Relatedly, on Jan. 29, 2015, “[c]ommunity and environmental groups filed suit … over the expansion—orchestrated mostly in secret—of a crude oil operation in Kern County that could lead to a 1,000 percent increase in the amount of crude imported by rail into California each year,” reported Earthjustice in the “Groups Sue to Stop Daily 100-Car Train Deliveries of Toxic Crude Oil to Bakersfield Terminal: Coalition sues over illegal permitting of major crude-by-rail project in Central Valley,” press release. “The newly opened Bakersfield Crude Terminal in Taft, Calif., has the capacity to receive two 100-car unit trains a day of volatile crude oil from the Bakken shale formation as well as heavier, highly toxic tar sands.”
The reason for the aforementioned legal challenge, in no uncertain terms, is this: “Today’s lawsuit was filed against the San Joaquin [Valley] Air Pollution Control District for the piecemeal permitting process that allowed one of the largest crude oil operations in California to expand largely in secret, without environmental review of the risks posed by importing millions of gallons a day of toxic, explosive oil from North Dakota and Canada,” declared Earthjustice in the release.

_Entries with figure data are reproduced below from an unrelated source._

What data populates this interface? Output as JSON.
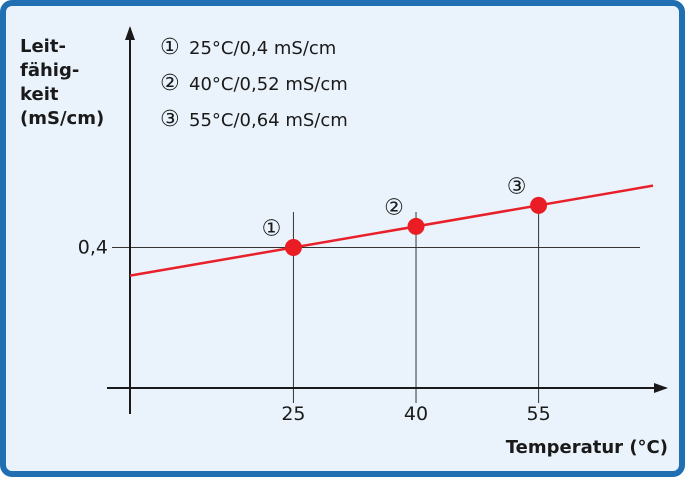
{
  "colors": {
    "frame": "#1f6fb2",
    "background": "#eaf3fb",
    "line": "#e8202a",
    "point": "#ea1c24",
    "axis": "#1a1a1a",
    "grid": "#333333"
  },
  "chart_data": {
    "type": "line",
    "ylabel_lines": [
      "Leit-",
      "fähig-",
      "keit",
      "(mS/cm)"
    ],
    "xlabel": "Temperatur (°C)",
    "x_ticks": [
      "25",
      "40",
      "55"
    ],
    "y_ticks": [
      "0,4"
    ],
    "legend": [
      {
        "marker": "①",
        "text": "25°C/0,4 mS/cm"
      },
      {
        "marker": "②",
        "text": "40°C/0,52 mS/cm"
      },
      {
        "marker": "③",
        "text": "55°C/0,64 mS/cm"
      }
    ],
    "legend_position": "top-left",
    "grid": "only at marked points",
    "x_data_range": [
      5,
      69
    ],
    "y_data_range": [
      -0.4,
      1.57
    ],
    "series": [
      {
        "points": [
          {
            "x": 25,
            "y": 0.4,
            "label": "①"
          },
          {
            "x": 40,
            "y": 0.52,
            "label": "②"
          },
          {
            "x": 55,
            "y": 0.64,
            "label": "③"
          }
        ],
        "line_x_extent": [
          5,
          69
        ]
      }
    ]
  }
}
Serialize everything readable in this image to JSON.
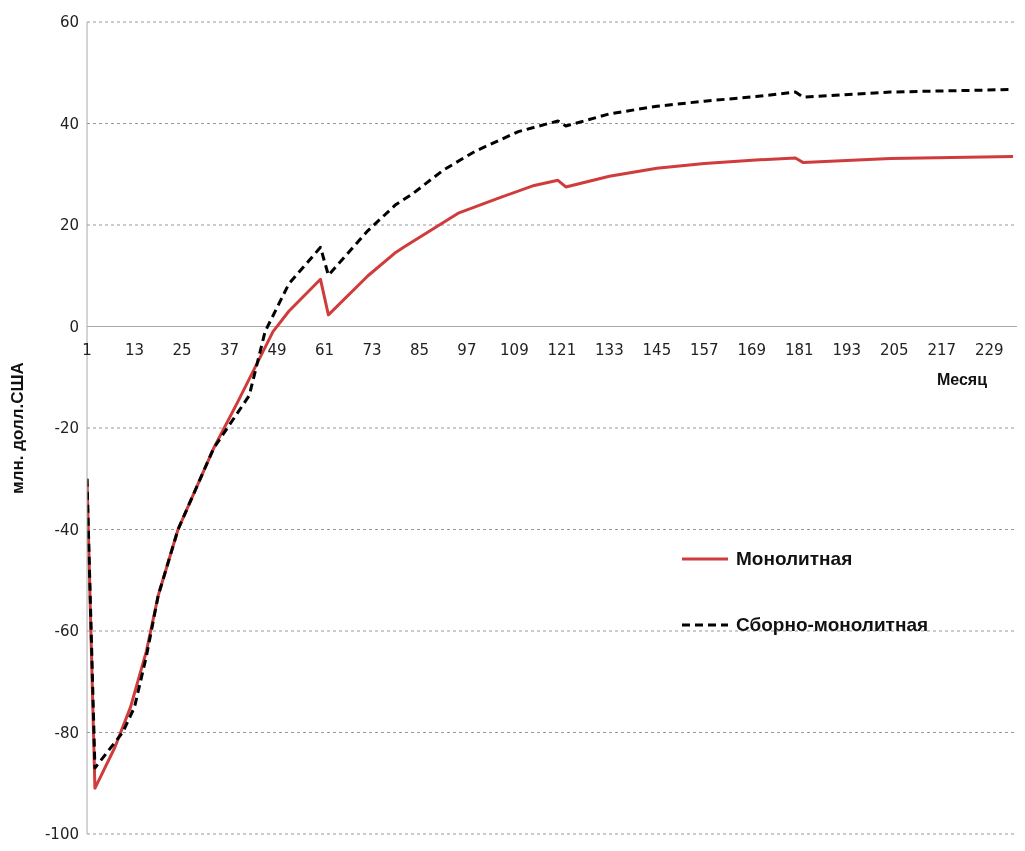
{
  "chart_data": {
    "type": "line",
    "ylabel": "млн. долл.США",
    "xlabel": "Месяц",
    "xlim": [
      1,
      236
    ],
    "xticks": [
      1,
      13,
      25,
      37,
      49,
      61,
      73,
      85,
      97,
      109,
      121,
      133,
      145,
      157,
      169,
      181,
      193,
      205,
      217,
      229
    ],
    "ylim": [
      -100,
      60
    ],
    "yticks": [
      -100,
      -80,
      -60,
      -40,
      -20,
      0,
      20,
      40,
      60
    ],
    "grid": "y",
    "legend": "right",
    "marker": "none",
    "series": [
      {
        "name": "Монолитная",
        "color": "#d03c3c",
        "line_style": "solid",
        "x": [
          1,
          3,
          8,
          12,
          16,
          19,
          24,
          33,
          39,
          48,
          52,
          60,
          62,
          72,
          79,
          81,
          88,
          95,
          105,
          114,
          120,
          122,
          133,
          145,
          157,
          170,
          180,
          182,
          204,
          235
        ],
        "values": [
          -30,
          -91,
          -83,
          -75,
          -64,
          -53,
          -40,
          -24,
          -15,
          -1,
          3,
          9.3,
          2.3,
          10,
          14.6,
          15.6,
          19,
          22.4,
          25.3,
          27.8,
          28.8,
          27.5,
          29.6,
          31.2,
          32.1,
          32.8,
          33.2,
          32.3,
          33.1,
          33.5
        ]
      },
      {
        "name": "Сборно-монолитная",
        "color": "#000000",
        "line_style": "dashed",
        "x": [
          1,
          3,
          10,
          13,
          16,
          19,
          24,
          33,
          42,
          46,
          52,
          60,
          62,
          72,
          79,
          83,
          91,
          99,
          110,
          120,
          122,
          133,
          145,
          157,
          170,
          180,
          182,
          204,
          235
        ],
        "values": [
          -30,
          -87,
          -80,
          -75,
          -65,
          -53,
          -40,
          -24,
          -13.6,
          -1,
          8.4,
          15.6,
          10.1,
          18.9,
          24,
          26,
          30.8,
          34.5,
          38.4,
          40.5,
          39.5,
          41.9,
          43.4,
          44.4,
          45.3,
          46.2,
          45.2,
          46.2,
          46.7
        ]
      }
    ]
  }
}
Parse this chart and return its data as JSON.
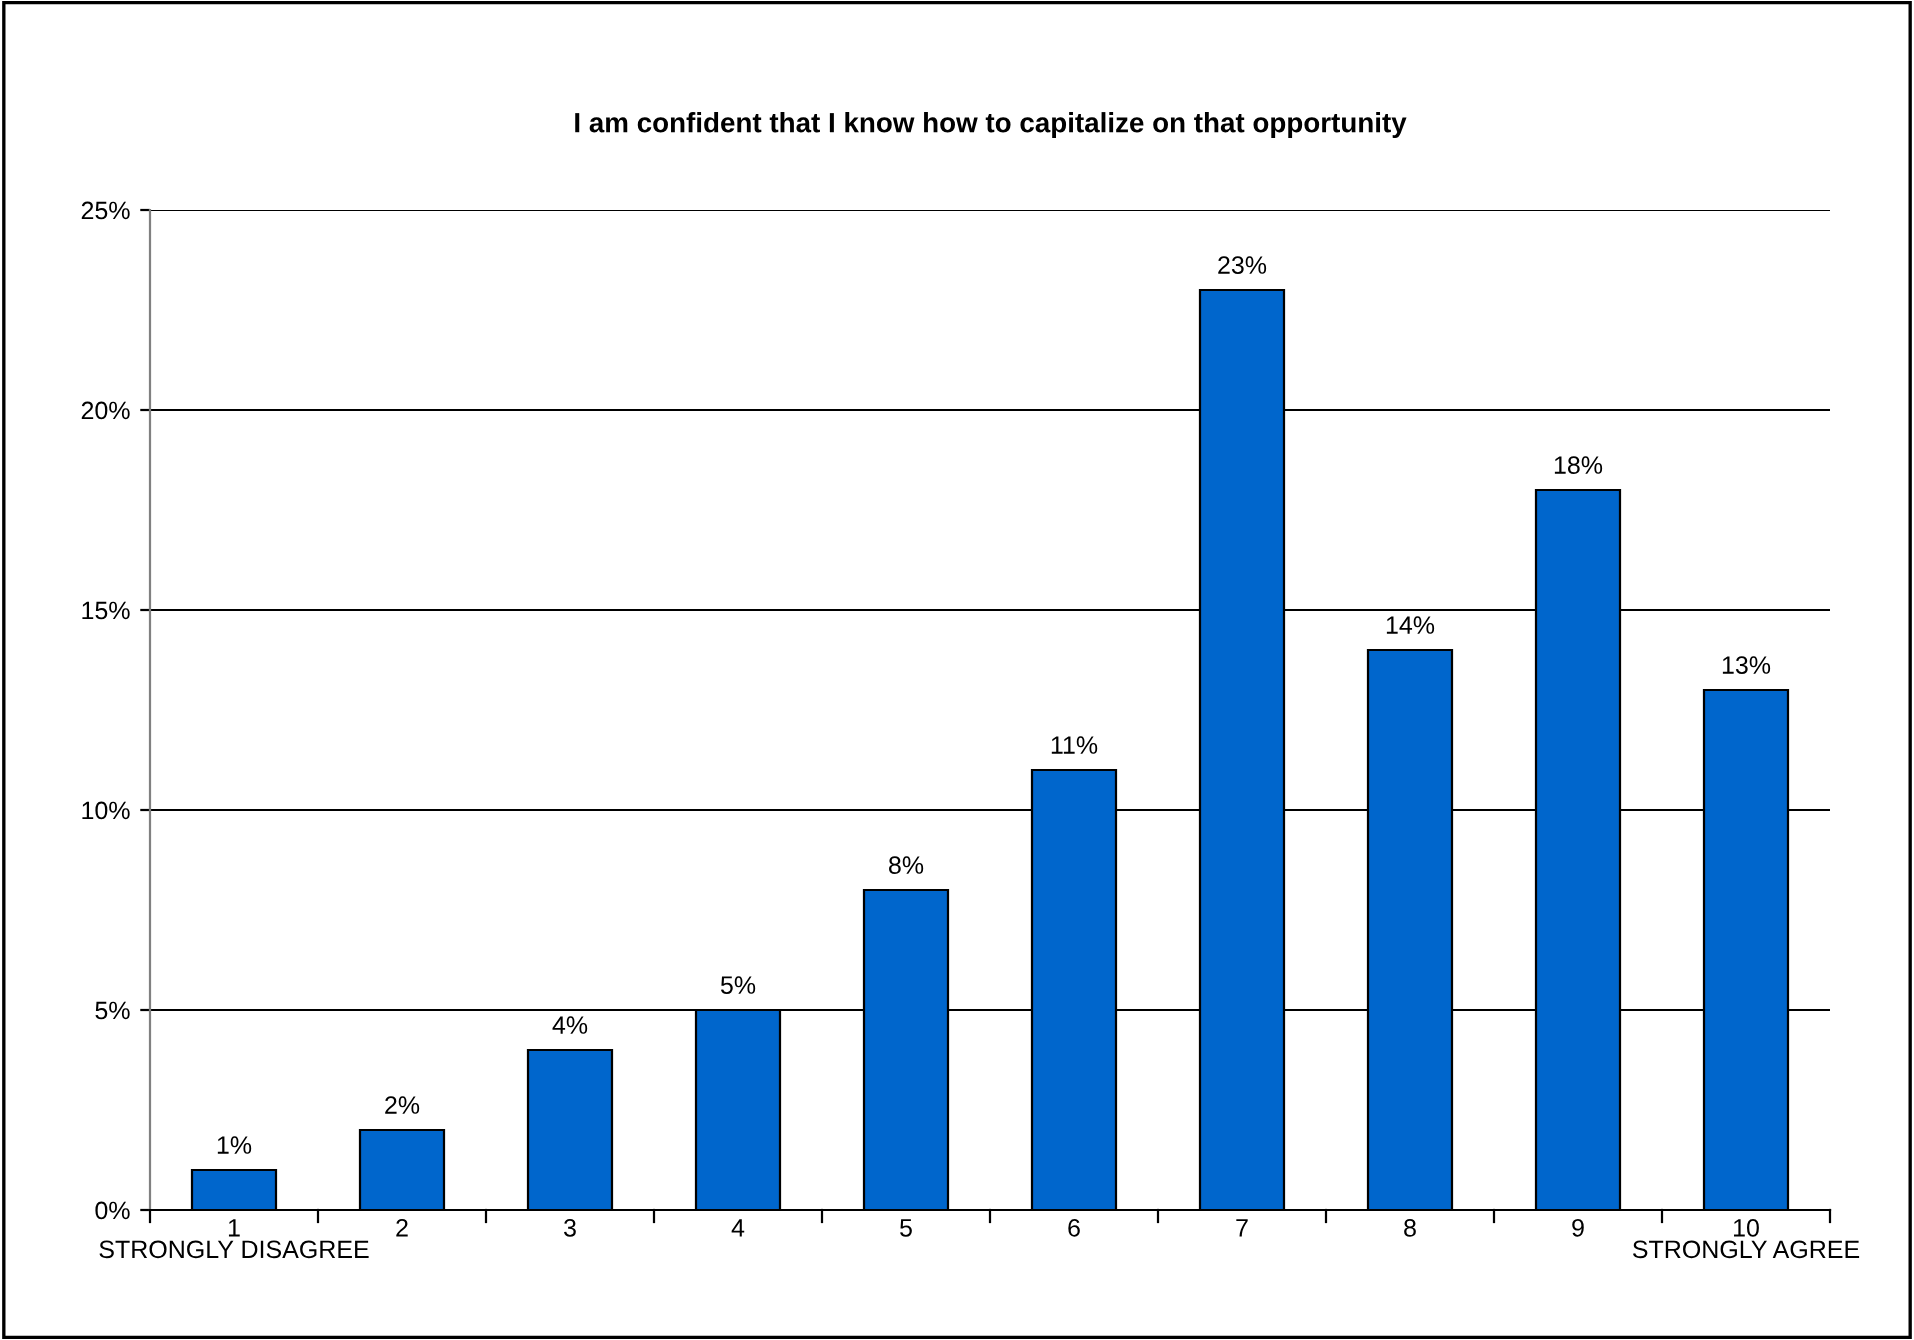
{
  "chart_data": {
    "type": "bar",
    "title": "I am confident that I know how to capitalize on that opportunity",
    "categories": [
      "1\nSTRONGLY DISAGREE",
      "2",
      "3",
      "4",
      "5",
      "6",
      "7",
      "8",
      "9",
      "10\nSTRONGLY AGREE"
    ],
    "values": [
      1,
      2,
      4,
      5,
      8,
      11,
      23,
      14,
      18,
      13
    ],
    "value_labels": [
      "1%",
      "2%",
      "4%",
      "5%",
      "8%",
      "11%",
      "23%",
      "14%",
      "18%",
      "13%"
    ],
    "color": "#0066cc",
    "ylim": [
      0,
      25
    ],
    "yticks": [
      {
        "value": 0,
        "label": "0%"
      },
      {
        "value": 5,
        "label": "5%"
      },
      {
        "value": 10,
        "label": "10%"
      },
      {
        "value": 15,
        "label": "15%"
      },
      {
        "value": 20,
        "label": "20%"
      },
      {
        "value": 25,
        "label": "25%"
      }
    ],
    "grid": "y",
    "legend": false
  }
}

Then there is the safety aspect associated with oil-by-rail movements.
In fact, just yesterday, Feb. 16, 2015, a 109-car freight train carrying Bakken North Dakota crude oil derailed in West Virginia. Explosions ensued and fire engulfed portions of the train forcing the evacuations of two small West Virginia towns located east of Charleston, the state’s capital. The train was en route from North Dakota’s Bakken oil fields to Yorktown, Virginia, reporter Curtis Tate, with McClatchy News Washington Bureau, reported. Also according to Tate, on the previous day, a train transporting Alberta tar-sands oil derailed and caught fire in northern Ontario, Canada, adding that similar such incidents had occurred in the recent past in Aliceville, Alabama, Casselton, North Dakota and in Lac-Megantic, Quebec, Canada. In the Lac-Megantic derailment, meanwhile, 47 people died and wiped out was the town’s business district.
Earthjustice in the press release further observed: “In addition to dramatically increasing the risk to communities along the rail route, facilities such as the Bakersfield Crude Terminal are major sources of volatile organic compound emissions—a precursor to ozone air pollution. Breathing ozone is hazardous to respiratory health, and the San Joaquin Valley is one of two air basins in the United States designated ‘extreme nonattainment’ for federal ozone standards. The degraded state of the San Joaquin Valley’s air results in more than a thousand premature deaths each year, and one in six Valley children is diagnosed with asthma.”